Sunday, August 2, 2015

"The Scale-Tree" Reviewed

Lois Tilton has reviewed "The Scale-Tree" at Locus Online. It's thoughtful and appreciative, which is as much as any writer can ask.
The traditional fairy tale has a flat narrative and characters who tend to be types rather than fully-realized individuals: there is the King, the Witch, the Stepmother. One advantage of retelling these tales is the opportunity to add dimension. So that instead of a generic city, we find ourselves in “Enoch, the world-city that surrounds the sea on three sides like a giant omega”—not only a neat image but an example of the way the text mixes words from the Hellenic and Hebrew. Here live Zeuxis, an artist who takes aerial photographs from a sort of ultralight flier, and his wife Helen, who, like many aging couples in the tales, want to fulfill their lives with children. They perform a rite that brings them a son and a daughter. All is more or less well with them until a brute happens to see a picture of the daughter, Philomena, and immediately covets her. Before long, Zeuxis is dead, the brute has become Mena’s stepfather, and we know his intentions. 
I like the twist of giving the usual stepmother a male guise. The story mingles several classic fairytale tropes, including some that go very far back indeed, but I have to say that the conclusion, which follows one well-known story almost word for word, is rather a disappointment after the creativity of the earlier elements. What I like best here, though, is the well-imagined cosmology behind this world, and the views of Zeuxis on the artist’s life:
“We’re conduits. When we stop the outflow, no more can flow in, and we stagnate. We die daily to live. It’s the flow that matters, not the possession of what’s not really ours anyway.”
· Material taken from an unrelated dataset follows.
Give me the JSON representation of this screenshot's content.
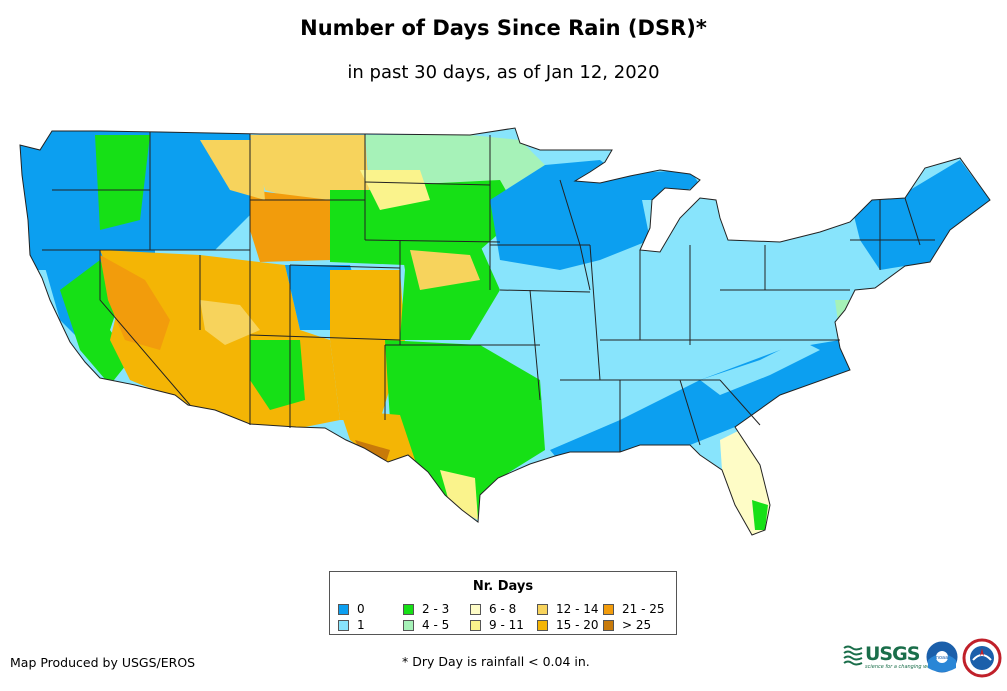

Check out the review here. Incidentally, the dialogue about art mentioned by Ms. Tilton comes from a conversation I had with my six-year-old son, who was very angry at me last summer for selling some of my paintings. I'm still somewhat anguished about the selling process myself, and the story was written partly as a way of coping with my first public exhibition, partly as a symbolic exploration of abstraction in the visual arts, which I pontificated about in Part II of my post on The Arts of the Beautiful. Paul Klee had a lot to do with this story.